Court Opinion

ID: 7999220
Source: CourtListenerOpinion
Date Created: 2022-09-09 01:47:51.535257+00
Date Added: 2024-06-11T16:35:39.512746
License: Public Domain

Scott, J.,
dissenting. This case depends on the construction of the charter of 1841, which exempted the lots and grounds beyond the (then) present limits of the city from any tax exceeding one-sixteenth of one per cent, before certain improvements therein mentioned were completed. The meaning of the act is, that the new limits shall not be taxed more than one-sixteenth of one per cent, per annum. Was the year contemplated the fiscal year, or the calendar year ? There is nothing in the law itself, which furnishes a means for the solution of this question, and we are thrown upon the city ordinances, in order to ascertain what was intended. There is nothing in the reason of the thing, which makes the year for which taxes are to be laid and collected correspondent with the fiscal year. The fiscal year of the state does not correspond with the year for which taxes are assessed and collected. The fiscal year of the city begins the day before the second Monday in April. The ordinances of the city require the assessment of the revenue to be commenced in February, thus showing that the year for taxation is different from the fiscal year. As the assessment must commence on the first of February, of the fiscal *190year, in the year within which taxes are to be laid and collected, it would be singular that the assessment should begin in February, when it is not to be completed until May.
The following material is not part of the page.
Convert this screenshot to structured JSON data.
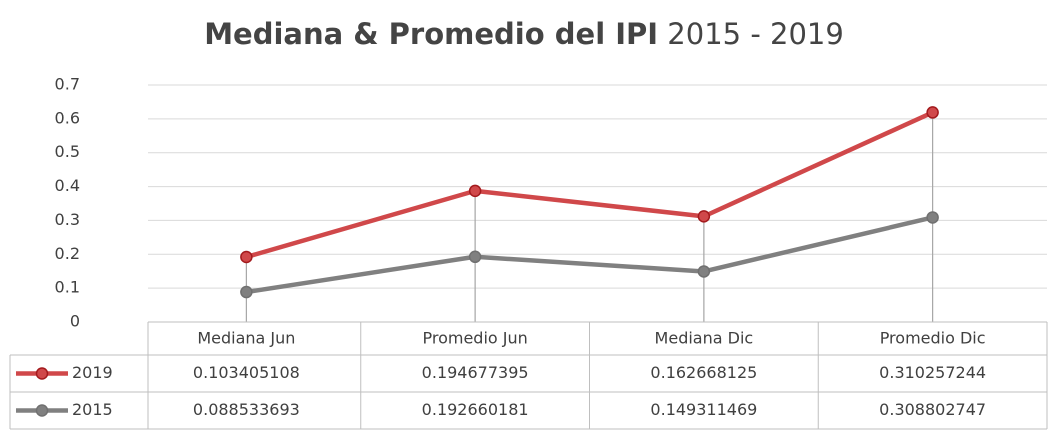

This would make the assessment run into two fiscal years, so that the taxes would be assessed partly in one fiscal year and partly in another ; whereas, it would seem that the reason of the thing is, that the assessment and collection should both be for the same year; and that can only be done consistently with the ordinances, by holding that the year contemplated is a calendar year. The extending the tax from one calendar year, so as to make it cover part of another year, was an evasion of the restriction imposed upon the power of taxing the new limits, and was, therefore, unauthorized.
The judgment, in my opinion, ought to be affirmed.